そんなことを思っていると、男はサッと姿勢を正して俺に向き直った。
「自己紹介が遅れてすまないね。私は門川支局の支局長を務める、道角 敢(みちかど いさみ)だ。この度はモンスター討伐への協力本当にありがとう。攻略隊を代表して礼を言わせてほしい」
やっぱり、支局長だったんだな。
副支局長のさらに上となれば、そうだろうなとは思っていた。
森江支局のボスも前線に出ていたし、万年人手不足のコンカーに現場に出ないで済む人なんていないんだろう。

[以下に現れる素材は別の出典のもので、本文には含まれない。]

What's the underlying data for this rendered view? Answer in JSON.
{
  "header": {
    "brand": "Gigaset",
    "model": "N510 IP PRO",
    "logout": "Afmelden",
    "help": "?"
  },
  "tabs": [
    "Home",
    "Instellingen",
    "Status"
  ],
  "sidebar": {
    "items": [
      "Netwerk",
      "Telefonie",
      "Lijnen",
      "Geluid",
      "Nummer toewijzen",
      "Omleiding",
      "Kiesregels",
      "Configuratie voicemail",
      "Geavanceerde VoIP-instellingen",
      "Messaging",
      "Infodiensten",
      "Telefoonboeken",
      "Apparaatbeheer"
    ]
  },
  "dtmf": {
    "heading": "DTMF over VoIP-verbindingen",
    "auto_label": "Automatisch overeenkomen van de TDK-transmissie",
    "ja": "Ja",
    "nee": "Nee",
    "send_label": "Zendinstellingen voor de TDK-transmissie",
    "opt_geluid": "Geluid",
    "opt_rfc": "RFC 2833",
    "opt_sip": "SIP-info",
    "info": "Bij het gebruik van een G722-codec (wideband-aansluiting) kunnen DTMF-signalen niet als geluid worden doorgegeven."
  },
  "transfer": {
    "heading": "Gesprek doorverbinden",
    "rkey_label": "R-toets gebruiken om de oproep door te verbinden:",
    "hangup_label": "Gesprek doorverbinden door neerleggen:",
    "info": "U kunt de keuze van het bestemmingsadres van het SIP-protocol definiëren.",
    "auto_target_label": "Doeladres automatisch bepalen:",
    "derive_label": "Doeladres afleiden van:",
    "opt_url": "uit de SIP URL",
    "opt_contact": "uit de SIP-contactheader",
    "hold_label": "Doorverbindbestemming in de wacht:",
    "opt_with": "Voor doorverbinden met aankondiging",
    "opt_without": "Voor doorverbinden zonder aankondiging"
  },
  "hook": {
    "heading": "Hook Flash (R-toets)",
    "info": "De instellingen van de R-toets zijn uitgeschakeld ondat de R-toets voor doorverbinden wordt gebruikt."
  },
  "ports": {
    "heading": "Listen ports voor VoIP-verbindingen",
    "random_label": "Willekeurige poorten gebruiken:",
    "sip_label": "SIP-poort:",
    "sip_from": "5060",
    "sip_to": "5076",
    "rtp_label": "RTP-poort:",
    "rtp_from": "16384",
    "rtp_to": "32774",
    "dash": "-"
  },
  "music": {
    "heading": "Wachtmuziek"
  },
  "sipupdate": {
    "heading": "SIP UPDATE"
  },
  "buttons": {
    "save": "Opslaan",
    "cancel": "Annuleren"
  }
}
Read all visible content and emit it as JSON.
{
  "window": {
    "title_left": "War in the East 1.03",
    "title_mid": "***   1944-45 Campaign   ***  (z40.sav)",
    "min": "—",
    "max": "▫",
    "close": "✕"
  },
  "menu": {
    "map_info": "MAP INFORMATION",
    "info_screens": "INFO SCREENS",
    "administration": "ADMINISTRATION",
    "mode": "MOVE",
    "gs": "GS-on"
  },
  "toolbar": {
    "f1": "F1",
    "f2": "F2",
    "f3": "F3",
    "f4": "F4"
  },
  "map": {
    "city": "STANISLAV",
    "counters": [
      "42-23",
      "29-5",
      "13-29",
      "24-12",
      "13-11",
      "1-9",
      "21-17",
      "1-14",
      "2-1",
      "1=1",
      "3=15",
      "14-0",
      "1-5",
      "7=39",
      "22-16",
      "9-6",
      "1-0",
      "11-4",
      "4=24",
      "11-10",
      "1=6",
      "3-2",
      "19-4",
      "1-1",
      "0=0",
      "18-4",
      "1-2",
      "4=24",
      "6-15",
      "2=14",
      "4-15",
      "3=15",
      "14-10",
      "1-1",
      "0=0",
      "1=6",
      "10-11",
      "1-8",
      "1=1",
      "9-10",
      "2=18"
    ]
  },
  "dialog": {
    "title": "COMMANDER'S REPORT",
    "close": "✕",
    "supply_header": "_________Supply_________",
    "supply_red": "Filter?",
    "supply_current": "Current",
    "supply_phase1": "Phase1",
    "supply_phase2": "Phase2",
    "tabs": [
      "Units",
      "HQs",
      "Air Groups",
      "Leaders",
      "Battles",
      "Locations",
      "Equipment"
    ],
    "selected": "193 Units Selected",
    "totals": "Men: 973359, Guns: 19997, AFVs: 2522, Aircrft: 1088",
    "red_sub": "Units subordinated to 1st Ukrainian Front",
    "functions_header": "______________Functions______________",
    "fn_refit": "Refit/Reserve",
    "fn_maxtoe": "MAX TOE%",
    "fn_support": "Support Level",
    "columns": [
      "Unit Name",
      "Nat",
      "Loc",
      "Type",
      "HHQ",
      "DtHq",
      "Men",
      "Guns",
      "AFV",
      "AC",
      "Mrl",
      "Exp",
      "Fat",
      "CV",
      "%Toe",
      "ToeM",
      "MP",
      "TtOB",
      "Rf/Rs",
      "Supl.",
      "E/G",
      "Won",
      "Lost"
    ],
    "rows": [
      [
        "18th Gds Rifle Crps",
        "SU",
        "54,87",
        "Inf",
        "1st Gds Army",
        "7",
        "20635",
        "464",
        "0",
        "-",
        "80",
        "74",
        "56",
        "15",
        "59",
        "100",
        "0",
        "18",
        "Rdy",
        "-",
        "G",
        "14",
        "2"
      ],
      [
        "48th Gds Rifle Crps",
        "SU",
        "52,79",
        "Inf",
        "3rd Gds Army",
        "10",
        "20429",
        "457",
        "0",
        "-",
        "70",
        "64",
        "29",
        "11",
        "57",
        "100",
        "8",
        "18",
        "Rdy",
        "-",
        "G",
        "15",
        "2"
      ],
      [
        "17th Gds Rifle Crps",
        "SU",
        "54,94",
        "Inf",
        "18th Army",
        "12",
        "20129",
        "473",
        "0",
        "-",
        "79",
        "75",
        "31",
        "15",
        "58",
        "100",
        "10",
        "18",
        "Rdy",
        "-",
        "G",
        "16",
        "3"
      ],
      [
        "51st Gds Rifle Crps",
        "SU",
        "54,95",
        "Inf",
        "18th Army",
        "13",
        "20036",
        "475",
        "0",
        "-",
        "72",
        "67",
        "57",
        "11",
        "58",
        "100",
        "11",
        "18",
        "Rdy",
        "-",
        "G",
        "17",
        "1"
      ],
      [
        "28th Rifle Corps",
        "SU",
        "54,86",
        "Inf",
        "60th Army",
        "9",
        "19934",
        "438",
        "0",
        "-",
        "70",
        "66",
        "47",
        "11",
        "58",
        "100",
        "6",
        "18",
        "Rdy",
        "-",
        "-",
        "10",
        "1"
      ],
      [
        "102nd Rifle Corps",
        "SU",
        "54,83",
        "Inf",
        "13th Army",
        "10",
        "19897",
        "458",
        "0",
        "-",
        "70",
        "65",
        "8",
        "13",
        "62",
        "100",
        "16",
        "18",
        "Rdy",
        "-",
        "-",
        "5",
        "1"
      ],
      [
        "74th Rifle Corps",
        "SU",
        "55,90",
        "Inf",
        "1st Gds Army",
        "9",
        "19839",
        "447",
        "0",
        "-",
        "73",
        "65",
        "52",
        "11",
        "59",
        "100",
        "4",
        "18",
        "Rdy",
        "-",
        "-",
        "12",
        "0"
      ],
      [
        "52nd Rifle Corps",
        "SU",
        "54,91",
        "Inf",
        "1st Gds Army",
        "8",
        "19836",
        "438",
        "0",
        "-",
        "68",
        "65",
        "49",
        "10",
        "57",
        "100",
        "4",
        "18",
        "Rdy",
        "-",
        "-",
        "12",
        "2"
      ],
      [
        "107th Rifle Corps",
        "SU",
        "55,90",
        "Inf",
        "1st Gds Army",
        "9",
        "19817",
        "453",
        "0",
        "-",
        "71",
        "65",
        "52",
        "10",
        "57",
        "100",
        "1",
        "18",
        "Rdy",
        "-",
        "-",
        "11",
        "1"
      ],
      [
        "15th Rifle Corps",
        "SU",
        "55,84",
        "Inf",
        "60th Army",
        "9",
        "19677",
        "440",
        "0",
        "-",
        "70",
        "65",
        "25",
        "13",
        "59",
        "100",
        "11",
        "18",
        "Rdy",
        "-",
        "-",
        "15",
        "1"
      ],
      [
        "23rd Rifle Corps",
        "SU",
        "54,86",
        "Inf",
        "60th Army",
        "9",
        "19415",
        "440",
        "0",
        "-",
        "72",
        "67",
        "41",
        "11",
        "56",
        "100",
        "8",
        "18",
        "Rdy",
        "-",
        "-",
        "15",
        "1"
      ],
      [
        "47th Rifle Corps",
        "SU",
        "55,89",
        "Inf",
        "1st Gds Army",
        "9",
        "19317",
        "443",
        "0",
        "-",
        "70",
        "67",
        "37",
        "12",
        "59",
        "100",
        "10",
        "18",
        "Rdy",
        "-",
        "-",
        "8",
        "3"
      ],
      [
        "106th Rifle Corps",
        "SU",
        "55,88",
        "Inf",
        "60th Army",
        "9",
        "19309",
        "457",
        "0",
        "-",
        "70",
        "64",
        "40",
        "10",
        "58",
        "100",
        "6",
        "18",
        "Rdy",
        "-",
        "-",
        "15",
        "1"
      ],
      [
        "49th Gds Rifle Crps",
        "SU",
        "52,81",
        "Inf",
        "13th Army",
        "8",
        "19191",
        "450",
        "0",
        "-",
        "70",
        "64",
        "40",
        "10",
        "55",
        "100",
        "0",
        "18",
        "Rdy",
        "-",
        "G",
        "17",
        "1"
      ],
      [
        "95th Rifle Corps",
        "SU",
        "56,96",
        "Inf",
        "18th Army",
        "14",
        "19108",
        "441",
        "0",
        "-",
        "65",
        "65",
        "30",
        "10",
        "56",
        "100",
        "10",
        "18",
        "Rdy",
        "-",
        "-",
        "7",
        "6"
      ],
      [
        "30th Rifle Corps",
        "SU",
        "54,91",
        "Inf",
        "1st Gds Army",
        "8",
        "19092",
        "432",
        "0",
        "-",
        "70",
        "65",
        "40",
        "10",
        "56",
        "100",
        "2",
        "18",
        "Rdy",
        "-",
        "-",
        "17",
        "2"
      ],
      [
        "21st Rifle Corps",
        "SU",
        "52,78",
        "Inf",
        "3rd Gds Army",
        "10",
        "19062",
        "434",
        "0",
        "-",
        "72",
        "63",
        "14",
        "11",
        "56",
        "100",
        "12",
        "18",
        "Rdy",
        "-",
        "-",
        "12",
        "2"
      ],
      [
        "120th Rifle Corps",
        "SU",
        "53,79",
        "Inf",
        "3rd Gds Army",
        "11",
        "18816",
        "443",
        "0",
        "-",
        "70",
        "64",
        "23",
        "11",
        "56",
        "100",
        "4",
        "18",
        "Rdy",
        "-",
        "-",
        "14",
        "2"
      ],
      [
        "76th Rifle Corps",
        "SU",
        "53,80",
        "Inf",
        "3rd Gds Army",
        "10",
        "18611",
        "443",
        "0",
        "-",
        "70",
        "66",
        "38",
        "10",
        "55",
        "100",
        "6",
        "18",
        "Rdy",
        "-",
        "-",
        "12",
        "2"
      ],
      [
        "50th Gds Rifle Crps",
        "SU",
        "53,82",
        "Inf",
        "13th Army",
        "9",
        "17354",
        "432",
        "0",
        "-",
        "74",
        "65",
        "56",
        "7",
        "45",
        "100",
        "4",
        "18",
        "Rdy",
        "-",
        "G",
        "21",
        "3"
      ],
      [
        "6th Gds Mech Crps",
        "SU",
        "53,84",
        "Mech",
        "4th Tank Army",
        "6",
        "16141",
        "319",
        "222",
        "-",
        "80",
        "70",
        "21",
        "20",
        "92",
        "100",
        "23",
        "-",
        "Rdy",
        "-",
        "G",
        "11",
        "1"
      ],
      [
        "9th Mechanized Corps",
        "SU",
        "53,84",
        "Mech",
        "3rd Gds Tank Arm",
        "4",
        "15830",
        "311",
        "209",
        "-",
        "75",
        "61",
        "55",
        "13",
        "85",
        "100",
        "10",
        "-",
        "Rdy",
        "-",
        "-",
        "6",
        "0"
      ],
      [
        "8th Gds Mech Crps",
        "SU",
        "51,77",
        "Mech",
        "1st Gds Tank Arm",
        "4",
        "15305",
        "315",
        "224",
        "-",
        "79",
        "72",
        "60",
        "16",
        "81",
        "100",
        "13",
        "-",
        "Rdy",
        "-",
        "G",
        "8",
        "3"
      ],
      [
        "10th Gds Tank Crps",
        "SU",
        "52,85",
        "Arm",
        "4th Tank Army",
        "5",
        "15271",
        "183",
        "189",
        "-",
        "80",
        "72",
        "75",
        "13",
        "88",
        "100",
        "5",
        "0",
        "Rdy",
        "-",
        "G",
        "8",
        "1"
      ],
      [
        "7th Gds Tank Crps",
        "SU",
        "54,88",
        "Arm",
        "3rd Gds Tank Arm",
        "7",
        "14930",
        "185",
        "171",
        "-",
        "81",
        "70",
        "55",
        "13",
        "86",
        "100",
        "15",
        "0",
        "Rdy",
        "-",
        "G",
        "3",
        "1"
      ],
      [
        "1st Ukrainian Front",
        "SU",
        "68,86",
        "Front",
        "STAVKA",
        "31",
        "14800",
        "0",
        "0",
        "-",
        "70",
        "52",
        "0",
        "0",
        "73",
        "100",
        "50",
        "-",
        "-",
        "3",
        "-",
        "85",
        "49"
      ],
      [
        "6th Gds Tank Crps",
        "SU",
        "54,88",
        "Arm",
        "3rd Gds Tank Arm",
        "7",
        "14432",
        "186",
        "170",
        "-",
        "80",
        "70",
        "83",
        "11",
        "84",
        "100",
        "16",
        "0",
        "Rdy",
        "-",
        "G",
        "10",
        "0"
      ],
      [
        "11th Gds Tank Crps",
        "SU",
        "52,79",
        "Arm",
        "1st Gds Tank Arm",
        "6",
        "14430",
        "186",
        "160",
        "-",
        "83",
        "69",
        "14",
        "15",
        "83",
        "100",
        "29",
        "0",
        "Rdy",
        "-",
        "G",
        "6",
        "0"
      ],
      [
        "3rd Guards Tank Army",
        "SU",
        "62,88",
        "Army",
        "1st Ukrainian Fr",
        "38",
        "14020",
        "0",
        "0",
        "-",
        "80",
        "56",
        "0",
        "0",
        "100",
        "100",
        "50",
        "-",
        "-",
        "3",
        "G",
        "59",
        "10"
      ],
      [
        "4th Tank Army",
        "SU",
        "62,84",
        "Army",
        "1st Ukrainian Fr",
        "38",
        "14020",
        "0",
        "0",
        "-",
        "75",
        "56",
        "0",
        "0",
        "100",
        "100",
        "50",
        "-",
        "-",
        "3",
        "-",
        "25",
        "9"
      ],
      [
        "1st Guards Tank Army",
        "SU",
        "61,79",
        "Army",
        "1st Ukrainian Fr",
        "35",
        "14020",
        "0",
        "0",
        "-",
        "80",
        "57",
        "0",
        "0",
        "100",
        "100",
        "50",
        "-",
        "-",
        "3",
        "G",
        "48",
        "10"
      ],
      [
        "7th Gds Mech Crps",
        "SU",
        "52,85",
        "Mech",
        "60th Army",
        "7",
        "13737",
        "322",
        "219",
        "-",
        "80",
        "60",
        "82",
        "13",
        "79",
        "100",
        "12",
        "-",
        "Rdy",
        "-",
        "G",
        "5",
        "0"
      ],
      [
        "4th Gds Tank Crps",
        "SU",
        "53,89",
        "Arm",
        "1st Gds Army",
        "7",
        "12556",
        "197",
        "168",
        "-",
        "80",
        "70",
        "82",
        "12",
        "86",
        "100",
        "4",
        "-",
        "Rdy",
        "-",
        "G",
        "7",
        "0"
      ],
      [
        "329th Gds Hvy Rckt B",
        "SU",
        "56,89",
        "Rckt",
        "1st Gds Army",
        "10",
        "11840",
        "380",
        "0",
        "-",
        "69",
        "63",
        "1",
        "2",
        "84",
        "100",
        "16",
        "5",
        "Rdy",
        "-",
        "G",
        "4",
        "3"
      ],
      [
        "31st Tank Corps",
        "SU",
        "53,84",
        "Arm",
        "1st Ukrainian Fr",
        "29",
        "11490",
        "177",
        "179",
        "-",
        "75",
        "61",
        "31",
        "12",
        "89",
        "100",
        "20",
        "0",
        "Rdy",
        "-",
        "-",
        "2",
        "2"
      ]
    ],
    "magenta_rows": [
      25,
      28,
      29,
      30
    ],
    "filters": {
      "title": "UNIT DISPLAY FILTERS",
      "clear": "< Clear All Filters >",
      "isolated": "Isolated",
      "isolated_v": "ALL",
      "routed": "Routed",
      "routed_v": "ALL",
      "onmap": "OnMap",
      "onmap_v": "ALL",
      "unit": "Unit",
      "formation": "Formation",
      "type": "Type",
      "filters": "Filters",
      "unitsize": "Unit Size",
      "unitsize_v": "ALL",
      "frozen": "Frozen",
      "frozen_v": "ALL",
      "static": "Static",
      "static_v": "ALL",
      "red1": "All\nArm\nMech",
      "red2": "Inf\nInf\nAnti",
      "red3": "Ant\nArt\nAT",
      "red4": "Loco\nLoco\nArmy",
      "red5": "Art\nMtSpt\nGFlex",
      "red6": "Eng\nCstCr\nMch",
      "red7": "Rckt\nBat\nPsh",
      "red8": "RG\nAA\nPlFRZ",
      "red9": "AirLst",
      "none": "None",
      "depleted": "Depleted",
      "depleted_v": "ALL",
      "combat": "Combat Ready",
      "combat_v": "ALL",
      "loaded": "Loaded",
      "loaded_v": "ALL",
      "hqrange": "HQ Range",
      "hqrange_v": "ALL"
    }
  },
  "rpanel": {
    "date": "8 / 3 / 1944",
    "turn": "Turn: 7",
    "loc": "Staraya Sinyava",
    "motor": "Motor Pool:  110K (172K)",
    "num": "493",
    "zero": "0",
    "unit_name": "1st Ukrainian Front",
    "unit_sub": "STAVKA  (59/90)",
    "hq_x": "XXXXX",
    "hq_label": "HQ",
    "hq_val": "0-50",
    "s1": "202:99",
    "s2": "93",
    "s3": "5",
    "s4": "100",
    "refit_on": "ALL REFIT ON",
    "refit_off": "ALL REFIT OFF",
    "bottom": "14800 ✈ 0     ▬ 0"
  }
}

門川は森江の斜め隣の地区ではあるが、図書館までは結構距離があっただろうに、皆駆けつけてくれたんだな。
「こちらこそ、森江まで来てくださって、ありがとうございます」
「ふむ、君たちは森江支局の子達だったのかな?」
俺は、柊木さんの寝顔を見て考える。
ボスモンスターは倒した。もうモンスターの襲撃はない。
コンカーも避難者も、怪我人はいるが、死者は一人も出ていない。
これなら、彼女の所属を答えたところで森江支局に迷惑がかかることもないだろう。
「彼女はそうですね」
答えた俺に、道角さんの視線が刺さる。
「君は?」
「俺は……」
どこにも所属してない、なんて言ったところで信じないだろうな。
だって、俺がずっと保っていた巡力のラインが100なんだとしたら、今の俺にはまだ150以上の巡力が宿ってるし、この男……道角さんは、200を超えていた時の俺も目にしていたはずだ。
巡力が130を超える人間は、その殆どがどこかの支局に所属しているし、140を超えれば中央の監視下に置かれる事が多い。
「いや、聞くのは止そう」
道角さんが、前言を撤回する。そして、ニヤッと悪い顔で笑った。
「私はまだ、所属不明の君に頼みたいことがあるからね」
なるほど?
例えば俺が支局ではなく中央所属のコンカーだった場合、支局長が直接俺に依頼するのが難しくなるというわけか。
「そうですね、その方向でお願いします。俺も、できる事なら協力したいと思っていますから」
俺は彼の勘違いをそのまま利用する。まあ、協力したいというのは本心だしな。
ハッハッハ、と道角さんが大きな声で明るく笑う。
1階で書架を寄せたりとせわしなく作業をしていたコンカー達が一斉に振り返る。
そして、道角さんの楽しそうな顔を見て、それぞれがホッとしたような顔で作業に戻った。
門川支局でもきっと、支局長っていうのは頼りにされてるんだろうな。
その笑顔一つで皆を安心させられるくらい。
「それでは、有り難く少年の厚意に甘えるとしよう」
道角さんの頼みというのは、俺達に脱出ルートを作ってくれというものだった。